The Melbourne, Australia-based REA, majority owned by Rupert Murdoch’s News Corp, issued its fourth proposal in an attempt to acquire the Milton-Keynes, England-based Rightmove
It follows offers previously rejected earlier in September that initially valued Rightmove at £5.6 billion before REA upped its offer to £6.1 billion.
The terms of the fourth proposal outline that Rightmove shareholders would receive for each share owned, 346 pence in cash and 0.0417 of a new REA share. This would be supplemented by a 6p per share special dividend meaning the fresh offer values individual Rightmove shares at 781p each, implying a total company value of £6.2 billion.

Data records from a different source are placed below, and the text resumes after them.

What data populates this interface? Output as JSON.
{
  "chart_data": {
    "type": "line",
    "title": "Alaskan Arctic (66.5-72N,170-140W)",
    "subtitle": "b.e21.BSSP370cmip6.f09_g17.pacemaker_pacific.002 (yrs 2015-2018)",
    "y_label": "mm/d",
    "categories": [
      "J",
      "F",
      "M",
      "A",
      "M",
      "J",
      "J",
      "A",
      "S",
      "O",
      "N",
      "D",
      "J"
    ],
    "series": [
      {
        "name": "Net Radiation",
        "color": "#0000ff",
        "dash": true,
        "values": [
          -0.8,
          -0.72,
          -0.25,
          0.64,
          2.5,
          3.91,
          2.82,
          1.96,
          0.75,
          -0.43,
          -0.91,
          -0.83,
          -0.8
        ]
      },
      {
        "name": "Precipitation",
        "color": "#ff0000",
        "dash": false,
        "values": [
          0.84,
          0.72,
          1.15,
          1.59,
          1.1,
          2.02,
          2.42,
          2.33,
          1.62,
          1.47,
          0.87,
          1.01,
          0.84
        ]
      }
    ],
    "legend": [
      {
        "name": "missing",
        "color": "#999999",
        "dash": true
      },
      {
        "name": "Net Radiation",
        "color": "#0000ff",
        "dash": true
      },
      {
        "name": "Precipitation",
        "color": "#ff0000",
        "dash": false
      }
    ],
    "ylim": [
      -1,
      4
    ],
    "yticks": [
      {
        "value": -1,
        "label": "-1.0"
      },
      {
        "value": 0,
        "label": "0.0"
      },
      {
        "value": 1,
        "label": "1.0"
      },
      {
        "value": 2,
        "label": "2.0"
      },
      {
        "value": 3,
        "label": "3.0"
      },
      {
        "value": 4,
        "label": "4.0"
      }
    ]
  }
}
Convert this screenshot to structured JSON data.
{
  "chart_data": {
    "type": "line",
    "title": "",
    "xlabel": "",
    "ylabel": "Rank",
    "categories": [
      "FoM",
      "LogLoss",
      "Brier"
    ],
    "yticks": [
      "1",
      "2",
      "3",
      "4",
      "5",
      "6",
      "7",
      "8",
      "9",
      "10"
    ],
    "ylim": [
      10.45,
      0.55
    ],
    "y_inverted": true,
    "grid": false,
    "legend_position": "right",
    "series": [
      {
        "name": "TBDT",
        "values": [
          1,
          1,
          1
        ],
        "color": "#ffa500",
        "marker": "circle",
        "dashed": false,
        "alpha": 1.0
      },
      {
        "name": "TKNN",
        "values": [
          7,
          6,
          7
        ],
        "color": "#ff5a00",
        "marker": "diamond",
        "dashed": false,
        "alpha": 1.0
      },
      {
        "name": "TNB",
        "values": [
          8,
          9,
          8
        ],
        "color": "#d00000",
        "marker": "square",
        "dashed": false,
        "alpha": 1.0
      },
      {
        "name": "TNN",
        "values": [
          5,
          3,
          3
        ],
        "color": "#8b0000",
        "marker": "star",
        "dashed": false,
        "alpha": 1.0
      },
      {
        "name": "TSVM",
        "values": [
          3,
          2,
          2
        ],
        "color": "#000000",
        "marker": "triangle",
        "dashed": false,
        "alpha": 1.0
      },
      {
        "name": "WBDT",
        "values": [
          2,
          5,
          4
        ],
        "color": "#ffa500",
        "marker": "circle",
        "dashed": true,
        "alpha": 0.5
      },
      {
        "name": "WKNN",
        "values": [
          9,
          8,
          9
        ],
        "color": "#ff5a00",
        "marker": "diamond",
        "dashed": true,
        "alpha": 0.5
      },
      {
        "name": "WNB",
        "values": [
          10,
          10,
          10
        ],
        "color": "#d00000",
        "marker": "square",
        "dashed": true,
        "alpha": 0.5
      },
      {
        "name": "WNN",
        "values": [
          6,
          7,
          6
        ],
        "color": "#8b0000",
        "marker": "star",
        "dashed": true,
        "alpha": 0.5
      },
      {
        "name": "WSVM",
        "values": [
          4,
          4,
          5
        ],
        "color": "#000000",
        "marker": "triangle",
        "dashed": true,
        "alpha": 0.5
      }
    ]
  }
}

Elsewhere in London, Ceres Power jumped 27%. The clean energy technology developer said its pretax loss in the first-half of 2024 narrowed to £10.8 million from £26.2 million a year before. Revenue jumped to £28.5 million from £11.7 million.
Ceres backed its outlook. It still expects annual revenue between £50 million and £60 million.
Brent oil was quoted at $71.20 a barrel late on Friday afternoon in London, down from $71.58 late Thursday. Gold fell to $2,653.93 an ounce against $2,669.65 on Thursday.
Monday’s UK corporate calendar has half-year results from gambling software firm Playtech.
The economic calendar has a PMI reading from China overnight, UK gross domestic product data at 0700 BST, before a German inflation reading at 1300.